There were procedures in place for infection control. However, it was unclear how infection control was monitored within the home as there were no audits in place that covered this area. Therefore, if new concerns were present, we could not be assured these would be identified.

Medicines optimisation

Score: 2

People were happy with how their medicines were administered. One person said, “I always get my tablets”. A relative told us, “They have converted my relations medicines to liquid as they can swallow it better”.

The manager told us since the last inspection they had introduced a staff member who was responsible for medicines management. Staff who administered medicines were able to tell us the action they would take if they found an error. They confirmed their competencies were checked by the pharmacy.

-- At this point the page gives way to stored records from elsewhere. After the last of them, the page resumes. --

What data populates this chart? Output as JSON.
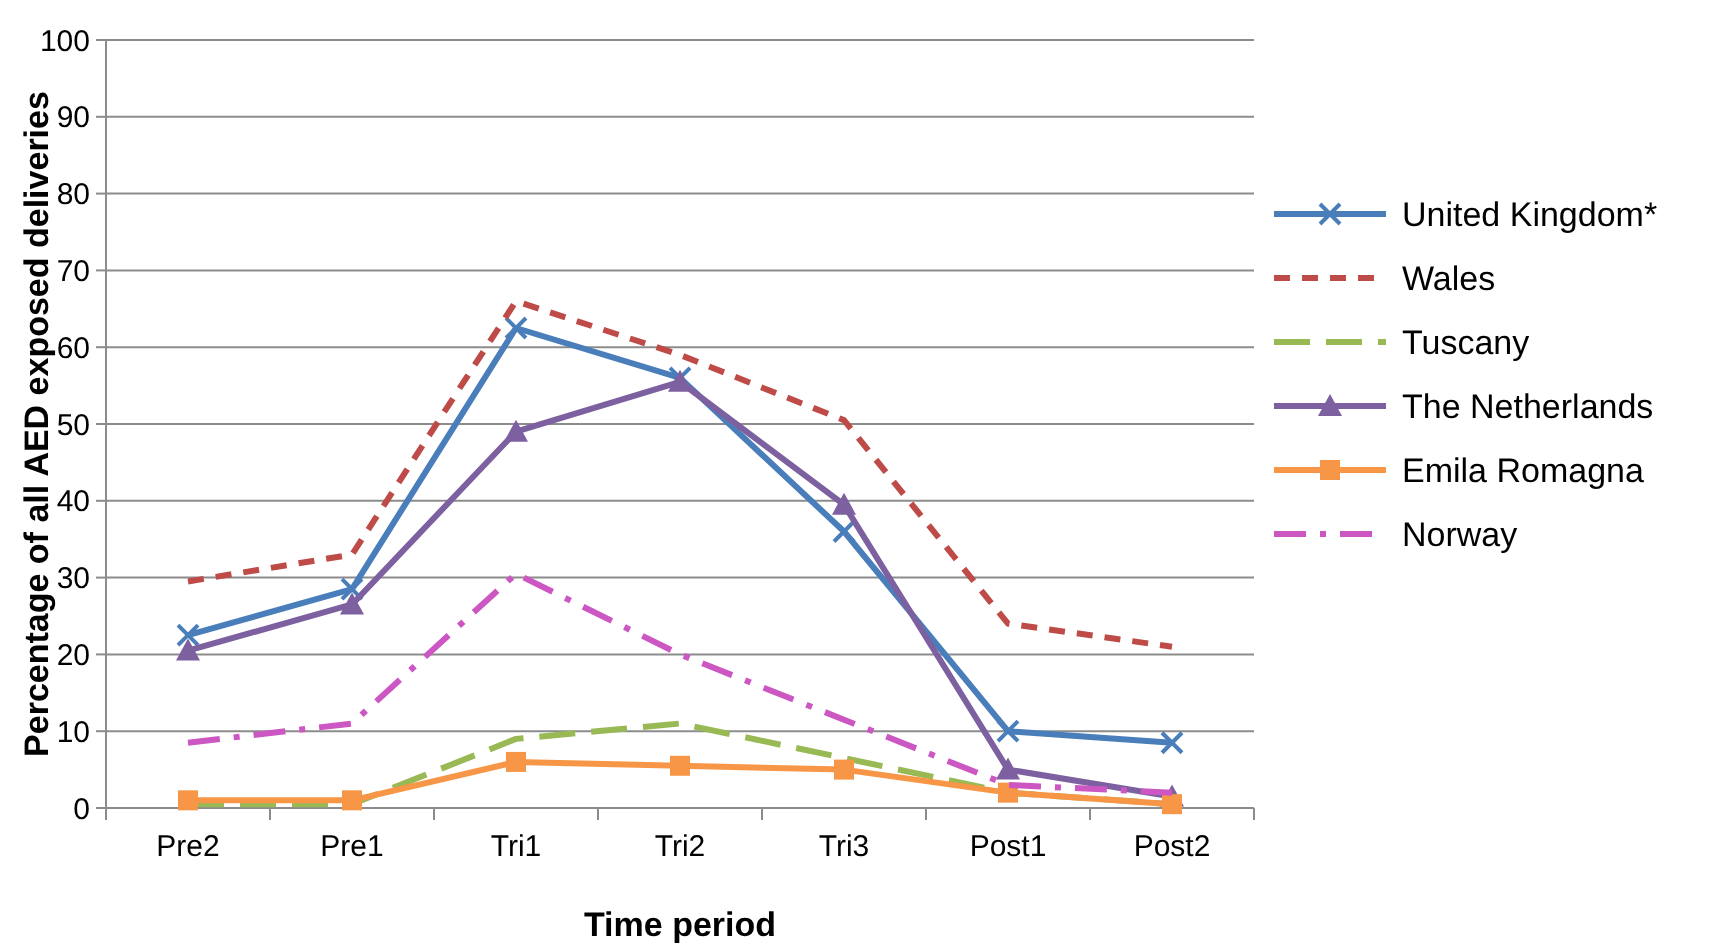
{
  "chart_data": {
    "type": "line",
    "xlabel": "Time period",
    "ylabel": "Percentage of all AED exposed deliveries",
    "categories": [
      "Pre2",
      "Pre1",
      "Tri1",
      "Tri2",
      "Tri3",
      "Post1",
      "Post2"
    ],
    "ylim": [
      0,
      100
    ],
    "yticks": [
      0,
      10,
      20,
      30,
      40,
      50,
      60,
      70,
      80,
      90,
      100
    ],
    "grid": "y",
    "legend": "right",
    "series": [
      {
        "name": "United Kingdom*",
        "color": "#4a7ebb",
        "marker": "cross",
        "line_style": "solid",
        "values": [
          22.5,
          28.5,
          62.5,
          56,
          36,
          10,
          8.5
        ]
      },
      {
        "name": "Wales",
        "color": "#be4b48",
        "marker": "none",
        "line_style": "dashed",
        "values": [
          29.5,
          33,
          66,
          59,
          50.5,
          24,
          21
        ]
      },
      {
        "name": "Tuscany",
        "color": "#98b954",
        "marker": "none",
        "line_style": "longdash",
        "values": [
          0.5,
          0.5,
          9,
          11,
          6.5,
          2,
          0.5
        ]
      },
      {
        "name": "The Netherlands",
        "color": "#7d60a0",
        "marker": "triangle",
        "line_style": "solid",
        "values": [
          20.5,
          26.5,
          49,
          55.5,
          39.5,
          5,
          1.5
        ]
      },
      {
        "name": "Emila Romagna",
        "color": "#f79646",
        "marker": "square",
        "line_style": "solid",
        "values": [
          1,
          1,
          6,
          5.5,
          5,
          2,
          0.5
        ]
      },
      {
        "name": "Norway",
        "color": "#cc56c2",
        "marker": "none",
        "line_style": "dashdot",
        "values": [
          8.5,
          11,
          30.5,
          20,
          11.5,
          3,
          2
        ]
      }
    ]
  }
}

We found medicines were not always safely stored. We found insulin in an unlocked cupboard. This meant the medicine was at risk of being tampered with or misused. People who had 'as required' medicines prescribed did not always have guidance in place to show staff when this should be administered. This placed people at risk of not receiving these medicines when needed. Medicines administration records were consistently completed, and we found no concerns with the recording of medicines, checks were completed on these. The manager did not have oversight of medicines as a staff member had been identified to manage this area.